RDGレッドデータガール はじめてのお使い (角川文庫) [Kindle版]

 連休を挟んだため、ひさしぶりに外来待ち時間消化。だいぶ前に何となくpaperwhiteへダウンロードしておいてそのままだった本作品。いや、もっと早く読むべきでした。
 出だしのペースが遅く、まさか紀伊山地やR168沿線が舞台だとは思いませんでした。目立つ看板がある国道からの分岐前を通るたびに登る日が来るだろうという予感はしていましたが…。
R168から神社への分岐(橋梁上では離合困難)
 この作品を読んで決断することとなるとは何の縁か。紀伊半島大水害直後のように警戒区域まで設定され危険と隣り合わせ(いつ路盤ごと流されるか、落石が直撃するかもしれず)で荒れる日もあれば順調すぎて拍子抜けの場合もあります。知ることの残酷さ、大自然の雰囲気がどこまで描き込まれるかが見所ではないかと思います。また、主人公を中心に人同士でのバトルが物語の中心になりそうなところがこの作品のもう一つの魅力となっています。

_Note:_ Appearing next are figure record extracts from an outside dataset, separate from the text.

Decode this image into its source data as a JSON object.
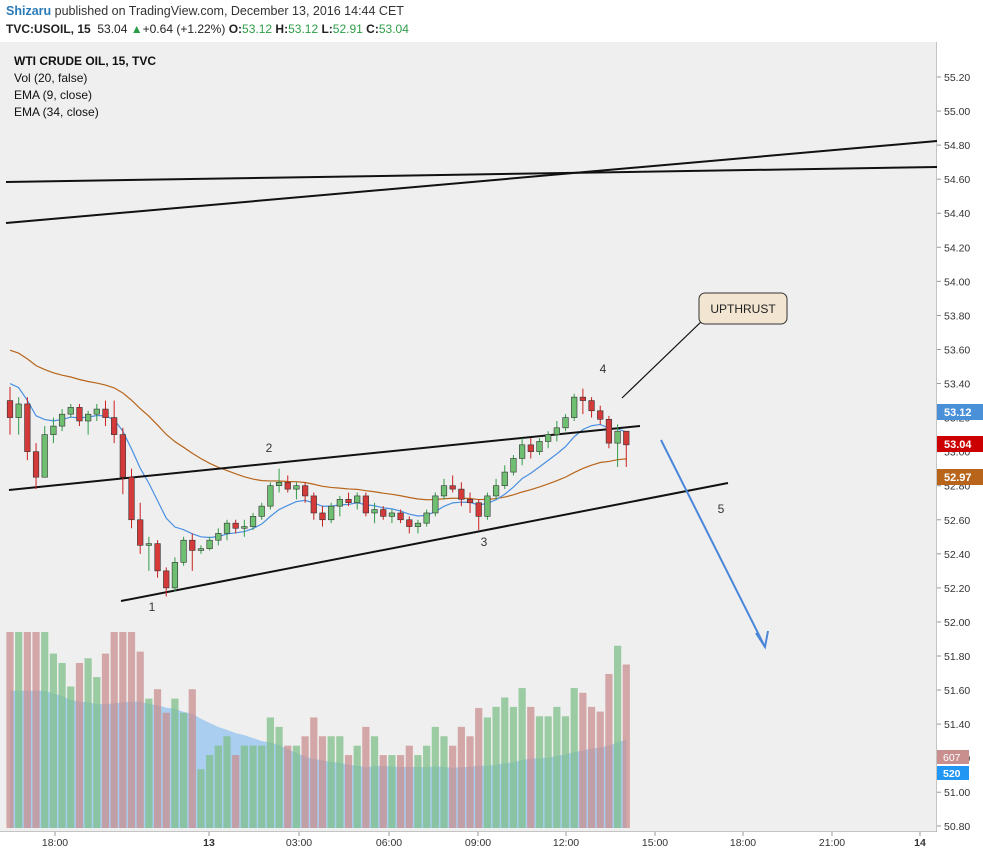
{
  "header": {
    "author": "Shizaru",
    "published": "published on TradingView.com, December 13, 2016 14:44 CET",
    "symbol": "TVC:USOIL, 15",
    "last": "53.04",
    "change": "+0.64 (+1.22%)",
    "o_label": "O:",
    "o_val": "53.12",
    "h_label": "H:",
    "h_val": "53.12",
    "l_label": "L:",
    "l_val": "52.91",
    "c_label": "C:",
    "c_val": "53.04"
  },
  "legend": [
    "WTI CRUDE OIL, 15, TVC",
    "Vol (20, false)",
    "EMA (9, close)",
    "EMA (34, close)"
  ],
  "annotations": {
    "callout": "UPTHRUST",
    "labels": [
      "1",
      "2",
      "3",
      "4",
      "5"
    ]
  },
  "price_badges": [
    {
      "value": "53.12",
      "color": "#4a90d9"
    },
    {
      "value": "53.04",
      "color": "#cc0000"
    },
    {
      "value": "52.97",
      "color": "#b8651b"
    }
  ],
  "volume_badges": [
    {
      "value": "607",
      "color": "#c98f8f"
    },
    {
      "value": "520",
      "color": "#2196f3"
    }
  ],
  "colors": {
    "up": "#2e9e46",
    "down": "#cc1f1f",
    "ema9": "#4a90e2",
    "ema34": "#b8651b",
    "vol_up": "#7fbf8a",
    "vol_down": "#c98f8f",
    "vol_ma": "#9cc8ef",
    "plot_bg": "#efefef",
    "arrow": "#4a86d9"
  },
  "chart_data": {
    "type": "candlestick",
    "price_axis": {
      "ticks": [
        "55.20",
        "55.00",
        "54.80",
        "54.60",
        "54.40",
        "54.20",
        "54.00",
        "53.80",
        "53.60",
        "53.40",
        "53.20",
        "53.00",
        "52.80",
        "52.60",
        "52.40",
        "52.20",
        "52.00",
        "51.80",
        "51.60",
        "51.40",
        "51.20",
        "51.00",
        "50.80"
      ]
    },
    "time_axis": {
      "ticks": [
        "18:00",
        "13",
        "03:00",
        "06:00",
        "09:00",
        "12:00",
        "15:00",
        "18:00",
        "21:00",
        "14"
      ]
    },
    "candles": [
      [
        53.3,
        53.38,
        53.1,
        53.2
      ],
      [
        53.2,
        53.32,
        53.1,
        53.28
      ],
      [
        53.28,
        53.32,
        52.95,
        53.0
      ],
      [
        53.0,
        53.05,
        52.78,
        52.85
      ],
      [
        52.85,
        53.15,
        52.85,
        53.1
      ],
      [
        53.1,
        53.2,
        53.05,
        53.15
      ],
      [
        53.15,
        53.25,
        53.12,
        53.22
      ],
      [
        53.22,
        53.28,
        53.2,
        53.26
      ],
      [
        53.26,
        53.28,
        53.15,
        53.18
      ],
      [
        53.18,
        53.24,
        53.1,
        53.22
      ],
      [
        53.22,
        53.28,
        53.18,
        53.25
      ],
      [
        53.25,
        53.3,
        53.15,
        53.2
      ],
      [
        53.2,
        53.3,
        53.05,
        53.1
      ],
      [
        53.1,
        53.14,
        52.75,
        52.85
      ],
      [
        52.85,
        52.9,
        52.55,
        52.6
      ],
      [
        52.6,
        52.7,
        52.4,
        52.45
      ],
      [
        52.45,
        52.5,
        52.3,
        52.46
      ],
      [
        52.46,
        52.48,
        52.26,
        52.3
      ],
      [
        52.3,
        52.32,
        52.15,
        52.2
      ],
      [
        52.2,
        52.38,
        52.18,
        52.35
      ],
      [
        52.35,
        52.5,
        52.33,
        52.48
      ],
      [
        52.48,
        52.52,
        52.3,
        52.42
      ],
      [
        52.42,
        52.45,
        52.4,
        52.43
      ],
      [
        52.43,
        52.5,
        52.42,
        52.48
      ],
      [
        52.48,
        52.55,
        52.45,
        52.52
      ],
      [
        52.52,
        52.6,
        52.48,
        52.58
      ],
      [
        52.58,
        52.6,
        52.52,
        52.55
      ],
      [
        52.55,
        52.6,
        52.5,
        52.56
      ],
      [
        52.56,
        52.64,
        52.54,
        52.62
      ],
      [
        52.62,
        52.7,
        52.6,
        52.68
      ],
      [
        52.68,
        52.82,
        52.66,
        52.8
      ],
      [
        52.8,
        52.9,
        52.76,
        52.82
      ],
      [
        52.82,
        52.86,
        52.76,
        52.78
      ],
      [
        52.78,
        52.82,
        52.72,
        52.8
      ],
      [
        52.8,
        52.82,
        52.7,
        52.74
      ],
      [
        52.74,
        52.76,
        52.6,
        52.64
      ],
      [
        52.64,
        52.68,
        52.56,
        52.6
      ],
      [
        52.6,
        52.7,
        52.58,
        52.68
      ],
      [
        52.68,
        52.74,
        52.62,
        52.72
      ],
      [
        52.72,
        52.76,
        52.68,
        52.7
      ],
      [
        52.7,
        52.76,
        52.66,
        52.74
      ],
      [
        52.74,
        52.76,
        52.62,
        52.64
      ],
      [
        52.64,
        52.7,
        52.58,
        52.66
      ],
      [
        52.66,
        52.68,
        52.6,
        52.62
      ],
      [
        52.62,
        52.66,
        52.58,
        52.64
      ],
      [
        52.64,
        52.66,
        52.58,
        52.6
      ],
      [
        52.6,
        52.62,
        52.52,
        52.56
      ],
      [
        52.56,
        52.6,
        52.52,
        52.58
      ],
      [
        52.58,
        52.66,
        52.56,
        52.64
      ],
      [
        52.64,
        52.76,
        52.62,
        52.74
      ],
      [
        52.74,
        52.84,
        52.72,
        52.8
      ],
      [
        52.8,
        52.86,
        52.76,
        52.78
      ],
      [
        52.78,
        52.82,
        52.68,
        52.72
      ],
      [
        52.72,
        52.76,
        52.64,
        52.7
      ],
      [
        52.7,
        52.72,
        52.54,
        52.62
      ],
      [
        52.62,
        52.76,
        52.6,
        52.74
      ],
      [
        52.74,
        52.84,
        52.72,
        52.8
      ],
      [
        52.8,
        52.92,
        52.78,
        52.88
      ],
      [
        52.88,
        52.98,
        52.86,
        52.96
      ],
      [
        52.96,
        53.08,
        52.92,
        53.04
      ],
      [
        53.04,
        53.08,
        52.96,
        53.0
      ],
      [
        53.0,
        53.08,
        52.98,
        53.06
      ],
      [
        53.06,
        53.12,
        53.02,
        53.1
      ],
      [
        53.1,
        53.18,
        53.06,
        53.14
      ],
      [
        53.14,
        53.22,
        53.12,
        53.2
      ],
      [
        53.2,
        53.34,
        53.18,
        53.32
      ],
      [
        53.32,
        53.37,
        53.22,
        53.3
      ],
      [
        53.3,
        53.32,
        53.2,
        53.24
      ],
      [
        53.24,
        53.27,
        53.16,
        53.19
      ],
      [
        53.19,
        53.21,
        53.02,
        53.05
      ],
      [
        53.05,
        53.16,
        52.91,
        53.12
      ],
      [
        53.12,
        53.12,
        52.91,
        53.04
      ]
    ],
    "vol_axis": {
      "label": "50.80"
    }
  }
}
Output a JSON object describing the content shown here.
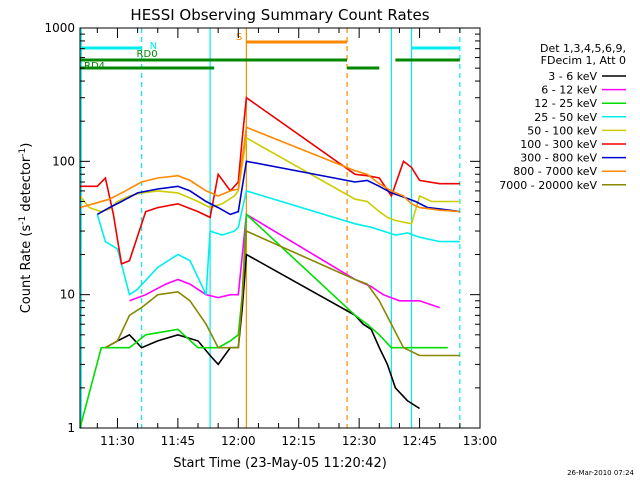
{
  "chart_data": {
    "type": "line",
    "title": "HESSI Observing Summary Count Rates",
    "xlabel": "Start Time (23-May-05 11:20:42)",
    "ylabel": "Count Rate (s^-1 detector^-1)",
    "ylabel_parts": {
      "main": "Count Rate (s",
      "sup1": "-1",
      "mid": " detector",
      "sup2": "-1",
      "end": ")"
    },
    "y_scale": "log",
    "ylim": [
      1,
      1000
    ],
    "xlim": [
      "11:20:42",
      "13:00:00"
    ],
    "x_ticks": [
      "11:30",
      "11:45",
      "12:00",
      "12:15",
      "12:30",
      "12:45",
      "13:00"
    ],
    "y_ticks": [
      "1",
      "10",
      "100",
      "1000"
    ],
    "grid": false,
    "legend_position": "right",
    "legend_header": [
      "Det 1,3,4,5,6,9,",
      "FDecim 1, Att 0"
    ],
    "footer": "26-Mar-2010 07:24",
    "colors": {
      "3 - 6 keV": "#000000",
      "6 - 12 keV": "#ff00ff",
      "12 - 25 keV": "#00dd00",
      "25 - 50 keV": "#00eeee",
      "50 - 100 keV": "#cccc00",
      "100 - 300 keV": "#ee0000",
      "300 - 800 keV": "#0000cc",
      "800 - 7000 keV": "#ff8800",
      "7000 - 20000 keV": "#888800"
    },
    "series": [
      {
        "name": "3 - 6 keV",
        "color": "#000000",
        "points": [
          [
            "11:27",
            4
          ],
          [
            "11:30",
            4.5
          ],
          [
            "11:33",
            5
          ],
          [
            "11:36",
            4
          ],
          [
            "11:40",
            4.5
          ],
          [
            "11:45",
            5
          ],
          [
            "11:50",
            4.5
          ],
          [
            "11:53",
            3.5
          ],
          [
            "11:55",
            3
          ],
          [
            "11:58",
            4
          ],
          [
            "12:00",
            4
          ],
          [
            "12:01",
            8
          ],
          [
            "12:02",
            20
          ],
          [
            "12:29",
            7
          ],
          [
            "12:31",
            6
          ],
          [
            "12:33",
            5.5
          ],
          [
            "12:35",
            4
          ],
          [
            "12:37",
            3
          ],
          [
            "12:39",
            2
          ],
          [
            "12:42",
            1.6
          ],
          [
            "12:45",
            1.4
          ]
        ]
      },
      {
        "name": "6 - 12 keV",
        "color": "#ff00ff",
        "points": [
          [
            "11:33",
            9
          ],
          [
            "11:37",
            10
          ],
          [
            "11:42",
            12
          ],
          [
            "11:45",
            13
          ],
          [
            "11:48",
            12
          ],
          [
            "11:52",
            10
          ],
          [
            "11:55",
            9.5
          ],
          [
            "11:58",
            10
          ],
          [
            "12:00",
            10
          ],
          [
            "12:02",
            40
          ],
          [
            "12:29",
            13
          ],
          [
            "12:33",
            11.5
          ],
          [
            "12:36",
            10
          ],
          [
            "12:40",
            9
          ],
          [
            "12:45",
            9
          ],
          [
            "12:50",
            8
          ]
        ]
      },
      {
        "name": "12 - 25 keV",
        "color": "#00dd00",
        "points": [
          [
            "11:20:42",
            1
          ],
          [
            "11:26",
            4
          ],
          [
            "11:30",
            4
          ],
          [
            "11:33",
            4
          ],
          [
            "11:37",
            5
          ],
          [
            "11:45",
            5.5
          ],
          [
            "11:50",
            4
          ],
          [
            "11:55",
            4
          ],
          [
            "11:58",
            4.5
          ],
          [
            "12:00",
            5
          ],
          [
            "12:01",
            10
          ],
          [
            "12:02",
            40
          ],
          [
            "12:29",
            7
          ],
          [
            "12:32",
            6
          ],
          [
            "12:35",
            5
          ],
          [
            "12:38",
            4
          ],
          [
            "12:42",
            4
          ],
          [
            "12:48",
            4
          ],
          [
            "12:52",
            4
          ]
        ]
      },
      {
        "name": "25 - 50 keV",
        "color": "#00eeee",
        "points": [
          [
            "11:25",
            40
          ],
          [
            "11:27",
            25
          ],
          [
            "11:30",
            22
          ],
          [
            "11:32",
            13
          ],
          [
            "11:33",
            10
          ],
          [
            "11:35",
            11
          ],
          [
            "11:40",
            16
          ],
          [
            "11:45",
            20
          ],
          [
            "11:48",
            18
          ],
          [
            "11:52",
            10
          ],
          [
            "11:53",
            30
          ],
          [
            "11:56",
            28
          ],
          [
            "11:59",
            30
          ],
          [
            "12:00",
            32
          ],
          [
            "12:02",
            60
          ],
          [
            "12:29",
            34
          ],
          [
            "12:33",
            32
          ],
          [
            "12:36",
            30
          ],
          [
            "12:39",
            28
          ],
          [
            "12:42",
            29
          ],
          [
            "12:45",
            27
          ],
          [
            "12:50",
            25
          ],
          [
            "12:55",
            25
          ]
        ]
      },
      {
        "name": "50 - 100 keV",
        "color": "#cccc00",
        "points": [
          [
            "11:20:42",
            55
          ],
          [
            "11:23",
            45
          ],
          [
            "11:26",
            42
          ],
          [
            "11:28",
            44
          ],
          [
            "11:30",
            50
          ],
          [
            "11:33",
            55
          ],
          [
            "11:36",
            58
          ],
          [
            "11:40",
            60
          ],
          [
            "11:45",
            58
          ],
          [
            "11:50",
            50
          ],
          [
            "11:53",
            45
          ],
          [
            "11:56",
            48
          ],
          [
            "11:59",
            55
          ],
          [
            "12:00",
            60
          ],
          [
            "12:02",
            150
          ],
          [
            "12:29",
            52
          ],
          [
            "12:32",
            50
          ],
          [
            "12:35",
            42
          ],
          [
            "12:37",
            38
          ],
          [
            "12:39",
            36
          ],
          [
            "12:41",
            35
          ],
          [
            "12:43",
            34
          ],
          [
            "12:45",
            55
          ],
          [
            "12:48",
            50
          ],
          [
            "12:52",
            50
          ],
          [
            "12:55",
            50
          ]
        ]
      },
      {
        "name": "100 - 300 keV",
        "color": "#ee0000",
        "points": [
          [
            "11:20:42",
            65
          ],
          [
            "11:25",
            65
          ],
          [
            "11:27",
            75
          ],
          [
            "11:29",
            40
          ],
          [
            "11:31",
            17
          ],
          [
            "11:33",
            18
          ],
          [
            "11:37",
            42
          ],
          [
            "11:40",
            45
          ],
          [
            "11:45",
            48
          ],
          [
            "11:50",
            42
          ],
          [
            "11:53",
            38
          ],
          [
            "11:55",
            80
          ],
          [
            "11:58",
            60
          ],
          [
            "12:00",
            70
          ],
          [
            "12:01",
            150
          ],
          [
            "12:02",
            300
          ],
          [
            "12:29",
            80
          ],
          [
            "12:32",
            78
          ],
          [
            "12:35",
            75
          ],
          [
            "12:38",
            55
          ],
          [
            "12:41",
            100
          ],
          [
            "12:43",
            90
          ],
          [
            "12:45",
            72
          ],
          [
            "12:50",
            68
          ],
          [
            "12:55",
            68
          ]
        ]
      },
      {
        "name": "300 - 800 keV",
        "color": "#0000cc",
        "points": [
          [
            "11:25",
            40
          ],
          [
            "11:28",
            45
          ],
          [
            "11:31",
            50
          ],
          [
            "11:35",
            58
          ],
          [
            "11:40",
            62
          ],
          [
            "11:45",
            65
          ],
          [
            "11:48",
            60
          ],
          [
            "11:52",
            50
          ],
          [
            "11:55",
            45
          ],
          [
            "11:58",
            40
          ],
          [
            "12:00",
            42
          ],
          [
            "12:02",
            100
          ],
          [
            "12:29",
            70
          ],
          [
            "12:32",
            72
          ],
          [
            "12:35",
            65
          ],
          [
            "12:38",
            58
          ],
          [
            "12:41",
            54
          ],
          [
            "12:44",
            50
          ],
          [
            "12:47",
            45
          ],
          [
            "12:50",
            44
          ],
          [
            "12:55",
            42
          ]
        ]
      },
      {
        "name": "800 - 7000 keV",
        "color": "#ff8800",
        "points": [
          [
            "11:20:42",
            45
          ],
          [
            "11:24",
            48
          ],
          [
            "11:28",
            52
          ],
          [
            "11:32",
            60
          ],
          [
            "11:36",
            70
          ],
          [
            "11:40",
            75
          ],
          [
            "11:45",
            78
          ],
          [
            "11:48",
            72
          ],
          [
            "11:52",
            60
          ],
          [
            "11:55",
            55
          ],
          [
            "11:58",
            60
          ],
          [
            "12:00",
            62
          ],
          [
            "12:02",
            180
          ],
          [
            "12:29",
            85
          ],
          [
            "12:32",
            80
          ],
          [
            "12:35",
            68
          ],
          [
            "12:38",
            60
          ],
          [
            "12:41",
            55
          ],
          [
            "12:43",
            48
          ],
          [
            "12:45",
            45
          ],
          [
            "12:50",
            43
          ],
          [
            "12:55",
            42
          ]
        ]
      },
      {
        "name": "7000 - 20000 keV",
        "color": "#888800",
        "points": [
          [
            "11:27",
            4
          ],
          [
            "11:30",
            4.5
          ],
          [
            "11:33",
            7
          ],
          [
            "11:36",
            8
          ],
          [
            "11:40",
            10
          ],
          [
            "11:45",
            10.5
          ],
          [
            "11:48",
            9
          ],
          [
            "11:52",
            6
          ],
          [
            "11:55",
            4
          ],
          [
            "11:58",
            4
          ],
          [
            "12:00",
            4
          ],
          [
            "12:01",
            10
          ],
          [
            "12:02",
            30
          ],
          [
            "12:29",
            13
          ],
          [
            "12:32",
            12
          ],
          [
            "12:35",
            9
          ],
          [
            "12:38",
            6
          ],
          [
            "12:41",
            4
          ],
          [
            "12:45",
            3.5
          ],
          [
            "12:50",
            3.5
          ],
          [
            "12:55",
            3.5
          ]
        ]
      }
    ],
    "segments": [
      {
        "label": "N",
        "color": "#00eeee",
        "start": "11:20:42",
        "end": "11:36",
        "level": "top"
      },
      {
        "label": "",
        "color": "#00eeee",
        "start": "12:43",
        "end": "12:55",
        "level": "top"
      },
      {
        "label": "RD0",
        "color": "#008800",
        "start": "11:20:42",
        "end": "11:54",
        "level": "middle"
      },
      {
        "label": "",
        "color": "#008800",
        "start": "11:54",
        "end": "12:27",
        "level": "middle"
      },
      {
        "label": "",
        "color": "#008800",
        "start": "12:39",
        "end": "12:55",
        "level": "middle"
      },
      {
        "label": "RD4",
        "color": "#008800",
        "start": "11:20:42",
        "end": "11:54",
        "level": "lower"
      },
      {
        "label": "",
        "color": "#008800",
        "start": "12:27",
        "end": "12:35",
        "level": "lower"
      },
      {
        "label": "S",
        "color": "#ff8800",
        "start": "12:02",
        "end": "12:27",
        "level": "upper"
      }
    ],
    "vertical_markers": [
      {
        "time": "11:21",
        "color": "#00eeee",
        "style": "solid"
      },
      {
        "time": "11:36",
        "color": "#00eeee",
        "style": "dashed"
      },
      {
        "time": "11:53",
        "color": "#00eeee",
        "style": "solid"
      },
      {
        "time": "12:02",
        "color": "#ff8800",
        "style": "solid"
      },
      {
        "time": "12:27",
        "color": "#ff8800",
        "style": "dashed"
      },
      {
        "time": "12:38",
        "color": "#00eeee",
        "style": "solid"
      },
      {
        "time": "12:43",
        "color": "#00eeee",
        "style": "solid"
      },
      {
        "time": "12:55",
        "color": "#00eeee",
        "style": "dashed"
      }
    ]
  }
}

 続刊が長く続くようですが私としては都会の学園ものよりは紀伊山地の静謐さにあふれた作品になることを期待したいです。縁が無ければ近づくことはおろか「日本にある世界遺産の一つ」だけでメディアで紹介される山道や社寺ぐらいのイメージだけかもしれません。都会に住んでいるだけではあの空気は実感がわかないかと思います。R168,169やR311など紀伊山地を訪れたことがある方ならば作品の雰囲気がより分かりやすいかも。酷道区間走行や山登りをしていればなおさら。逆に言うと活字で読んだだけでは伝わらないところがあると私は思います。
 Amazonのレビューを読むと作者さんの事にやたら触れられていますが私は基本的に誰が書いていようが気にしません。ただし、自分の作品の解説を後書きなどで書いている方は減点です。(この作品のKindle版にはあとがきが付いていませんでした。後日追記、文庫版も同様にあとがきは無くKindle版との差は無さそうです。)
 というわけで、ひさびさのR168走行決定と続刊を買いたくなる作品でした。